Some of Arizona’s specimen quartz localities are the result of its long mining history.  Sparkly, drusy quartz crystals covering chrysocolla, along with quartz colored by chrysocolla and pseudomorphs have been produced from the Old Dominion Mine (Globe), the Live Oak Mine (Miami), the Ray Mine (Kearny) and the Bagdad Mine (Bagdad).  Interestingly, these combinations are rare to non-existent from the great mines of Ajo, Morenci and Bisbee.

Then, there are the number of Arizona’s quartz localities recovered as the result of collectors working the areas for specimens.  These include Date Creek Ranch, the Fat Jack Claim near Crown King, the Huachuca Mountains south of Sierra Vista, Diamond Point northeast of Payson, the Stanley Butte area on the San Carlos Apache Tribe Reservation, and the Washington Camp/Duquesne localities in southern Arizona, to name a few.  These localities have produced fine scepters, Japan-Law twins, amethyst, smoky quartz and even lustrous, clear and amethyst crystals that rival the famous Herkimer, New York crystals.

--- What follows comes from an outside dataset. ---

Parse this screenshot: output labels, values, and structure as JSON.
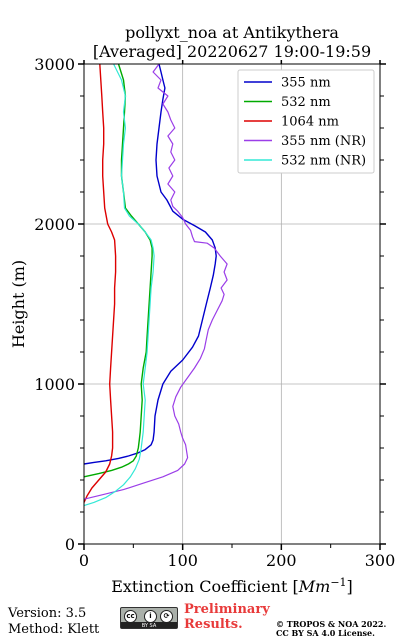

As an aside, the 2023 Tucson Show theme will be Silica and this will give us an opportunity to show the rest of the collecting world the quality of Arizona quartz specimens.  

Quartz (Japan-Law twins), Washington Camp, Santa Cruz County, Arizona; Jeff Scovil Photo.

Quartz var Amethyst, Date Creek Ranch, Yavapai County, Arizona; Jeff Scovil Photo.